Pagani Zonda Cervino è il nome che risuona tra le sponde del lago di Como, là dove ogni anno il mondo dell’automobile si ritrova per celebrare il meglio della storia e dell’innovazione su quattro ruote. L’occasione è quella di Villa d’Este 2026, cornice perfetta per un debutto che mescola artigianalità estrema, ingegneria sofisticata e quel pizzico di follia che solo un marchio come Pagani riesce a mettere in scena con tanta naturalezza.
Un esemplare unico nato dal programma Pagani Unico
Parlare di Pagani Zonda Cervino come di una semplice hypercar sarebbe riduttivo, quasi ingiusto. Questa vettura nasce nell’alveo del programma Pagani Unico, che rappresenta il livello più alto di personalizzazione offerto dall’atelier di San Cesario sul Panaro. Non si tratta di qualche ritocco estetico o di un pacchetto optional esclusivo: qui si parte da un telaio già esistente e lo si reinterpreta da zero, in ogni singolo dettaglio. Il tutto è nato dal sogno di un collezionista visionario, una figura che non si è limitata a commissionare un’auto, ma che è diventata parte attiva dello sviluppo del progetto. Il risultato è un esemplare destinato a restare irripetibile, una creazione che non verrà mai replicata.

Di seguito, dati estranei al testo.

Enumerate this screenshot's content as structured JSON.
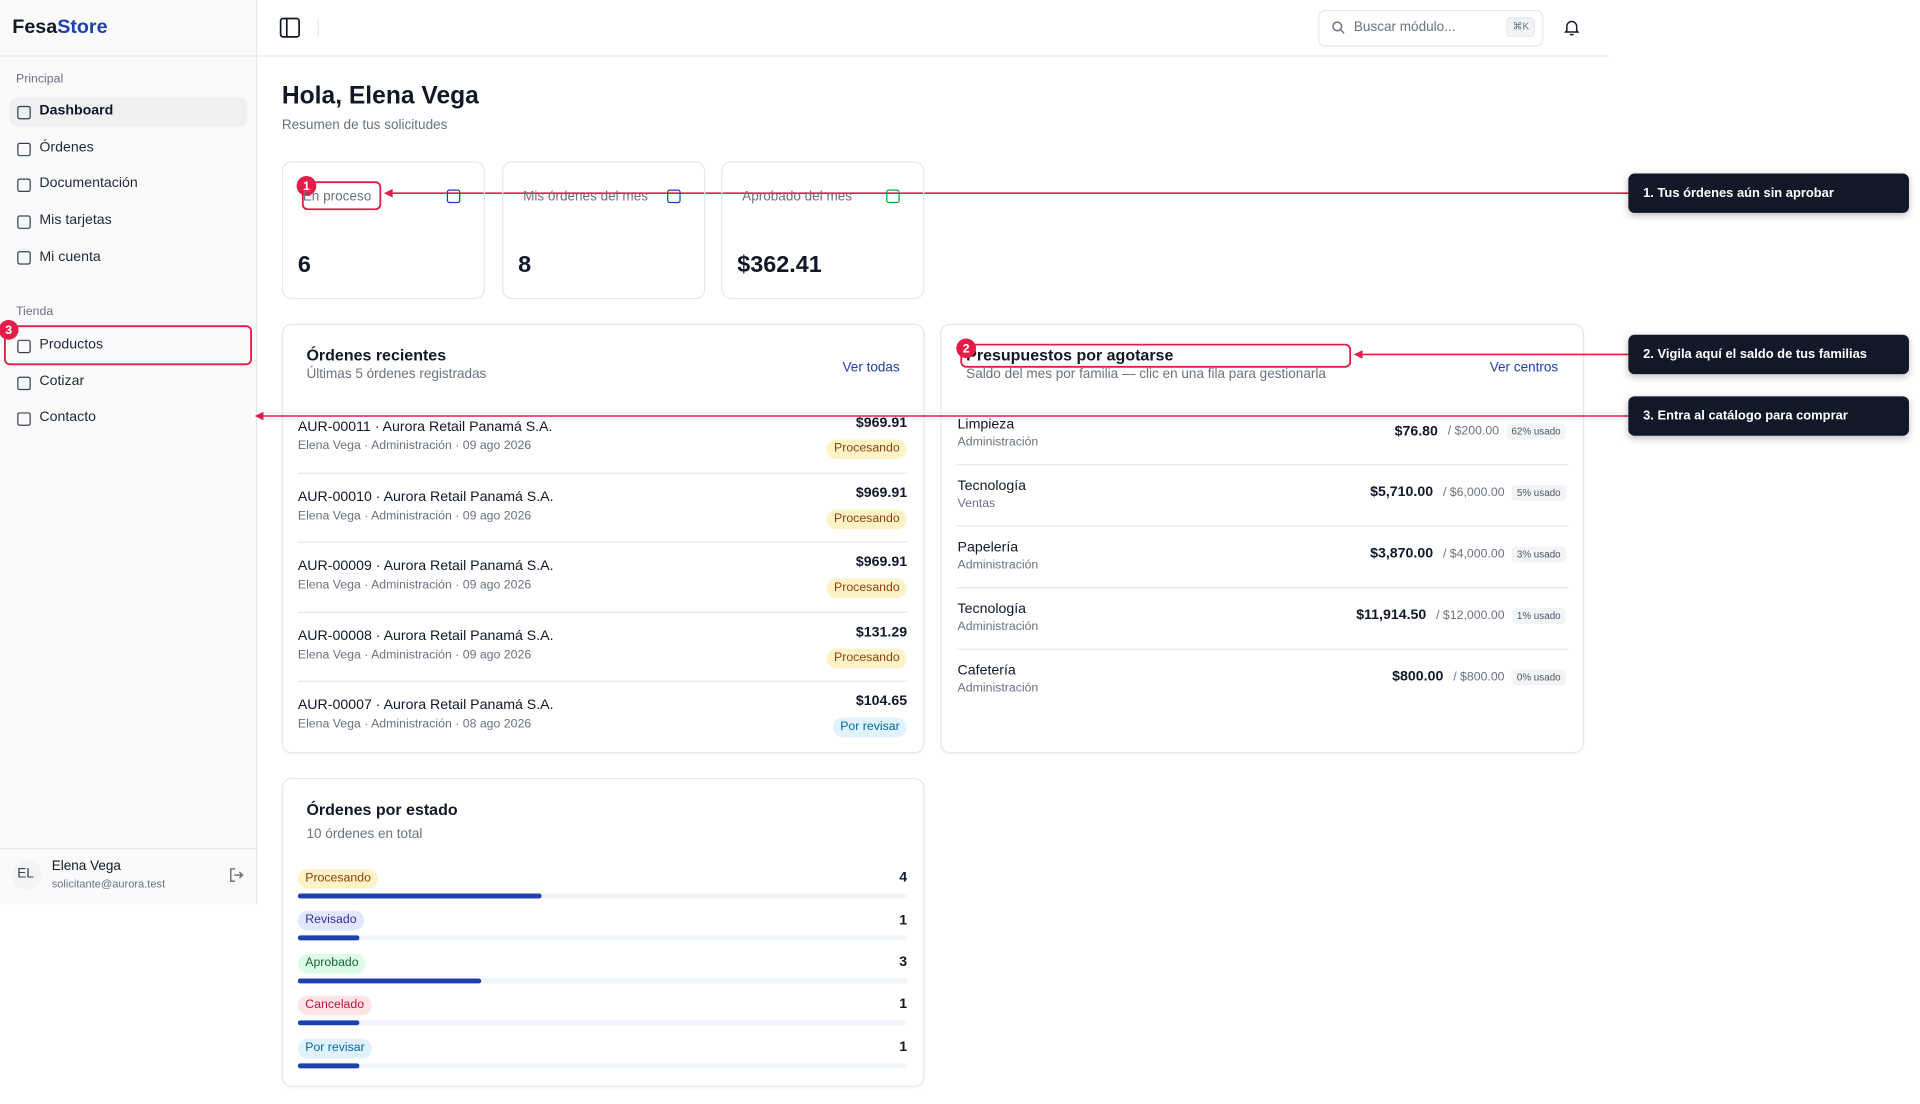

La presentazione è avvenuta nell’ambito del Fuori Concorso di Villa d’Este 2026, ma Pagani non si è fermata qui. Al Concorso vero e proprio, la Casa ha portato anche la Zonda C12S 7.0L, segnando la sua prima partecipazione ufficiale alla competizione. Due presenze molto diverse tra loro, eppure legate dallo stesso filo conduttore: la celebrazione di una storia costruita sulla passione per la meccanica e per la bellezza.
Design ispirato alle Alpi e tecnologia di nuova generazione
L’aspetto estetico di Pagani Zonda Cervino racconta qualcosa di molto preciso. La carrozzeria è stata completamente ridisegnata traendo ispirazione dalla purezza delle vette alpine, e dal Cervino in particolare. Le linee sono sinuose ma taglienti, quasi scolpite, come se qualcuno avesse voluto tradurre in lamiera e fibra di carbonio la maestosità di una montagna. Niente è casuale, niente è lasciato al compromesso.
Ma sarebbe un errore fermarsi alla superficie. Sotto quella carrozzeria così espressiva si nasconde un lavoro di ingegneria profondo. Tra le novità tecniche più rilevanti spicca un sistema di sospensioni di nuova concezione, con ammortizzatori di ultima generazione pensati per coniugare l’anima analogica originale della Zonda con i più moderni standard ingegneristici. È una sfida complicata, perché toccare la meccanica di un’icona come la Zonda senza snaturarla richiede una sensibilità enorme. Pagani, evidentemente, quella sensibilità ce l’ha.
Pagani Zonda Cervino diventa così un esempio concreto di come innovazione e artigianalità su misura possano convivere, anche quando si parla di conservazione storica. Non è un restauro, non è un restomod nel senso più banale del termine. È qualcosa di diverso, qualcosa che solo un costruttore con la filosofia di Pagani poteva concepire e portare a termine con questo livello di cura. La vettura resterà un pezzo unico nella collezione del suo proprietario, un oggetto che racchiude al tempo stesso il passato glorioso della Zonda e una visione di futuro che non rinuncia mai alla componente umana.